Sitting in traffic, my heart would beat at regular speed. I'm not alone. Trapped there, I could just be a normal person headed home to a wife, kids, a house. I could pretend that my life was more than just waiting for the next disaster. That I knew how to function. The way other kids would "play house," I could play commuter.
After work, I go visit Denny on the empty block where he's laid out his rocks, the old Menningtown Country Townhouses block where he's pasting row on top of row with mortar until he's already got a wall, and I say, "Hey."
And Denny says, "Dude."
Denny says, "How's your mom?"
And I say I don't care.
Denny trowels a layer of gritty gray mud on top of the last row of stones. With the pointed steel end of the trowel, he fusses with the mortar until it's even. With a stick, he smoothes the joints between rocks he's already laid.
A girl's sitting under an apple tree close enough you can see she's Cherry Daiquiri from the strip club. A blanket is spread out under her, and she's lifting white cartons of take-out food from a brown grocery bag and opening each carton.
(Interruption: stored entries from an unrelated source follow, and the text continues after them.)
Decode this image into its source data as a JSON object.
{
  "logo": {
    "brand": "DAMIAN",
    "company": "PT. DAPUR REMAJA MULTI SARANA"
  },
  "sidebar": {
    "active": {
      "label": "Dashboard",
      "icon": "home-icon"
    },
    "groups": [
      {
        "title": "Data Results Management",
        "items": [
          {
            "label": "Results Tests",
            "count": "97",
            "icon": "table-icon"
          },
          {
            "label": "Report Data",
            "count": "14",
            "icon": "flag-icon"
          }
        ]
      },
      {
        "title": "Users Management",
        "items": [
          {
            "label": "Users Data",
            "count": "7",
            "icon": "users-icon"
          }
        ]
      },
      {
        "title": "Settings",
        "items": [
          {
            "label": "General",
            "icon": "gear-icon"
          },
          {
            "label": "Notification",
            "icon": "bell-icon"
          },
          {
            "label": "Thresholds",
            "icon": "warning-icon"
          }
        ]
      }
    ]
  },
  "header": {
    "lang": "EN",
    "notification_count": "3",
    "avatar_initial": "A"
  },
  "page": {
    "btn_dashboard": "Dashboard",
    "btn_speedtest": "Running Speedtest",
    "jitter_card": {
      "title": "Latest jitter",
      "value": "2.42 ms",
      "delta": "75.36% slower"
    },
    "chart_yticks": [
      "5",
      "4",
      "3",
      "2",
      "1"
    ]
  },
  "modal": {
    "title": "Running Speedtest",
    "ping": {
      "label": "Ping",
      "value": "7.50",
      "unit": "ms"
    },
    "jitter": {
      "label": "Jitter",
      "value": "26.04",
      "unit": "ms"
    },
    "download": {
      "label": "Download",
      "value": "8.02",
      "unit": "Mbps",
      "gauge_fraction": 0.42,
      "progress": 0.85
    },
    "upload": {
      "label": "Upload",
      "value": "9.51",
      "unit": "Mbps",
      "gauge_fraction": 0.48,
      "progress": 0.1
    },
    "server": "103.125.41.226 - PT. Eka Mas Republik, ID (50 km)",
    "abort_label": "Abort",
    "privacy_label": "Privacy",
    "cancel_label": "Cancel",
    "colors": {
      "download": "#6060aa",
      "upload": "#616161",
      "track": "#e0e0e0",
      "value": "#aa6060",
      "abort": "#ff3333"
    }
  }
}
Denny starts bedding stones into the new mortar.
I say, "What are you building?"
Denny shrugs. He twists a square brown rock deeper into the mortar. With the trowel, he chinks mortar between two stones. Assembling his whole generation of babies into something huge.
Doesn't he need to build it on paper, first? I say, don't you need a plan? There's permits and inspections you have to get. You have to pay fees. There's building codes you have to know.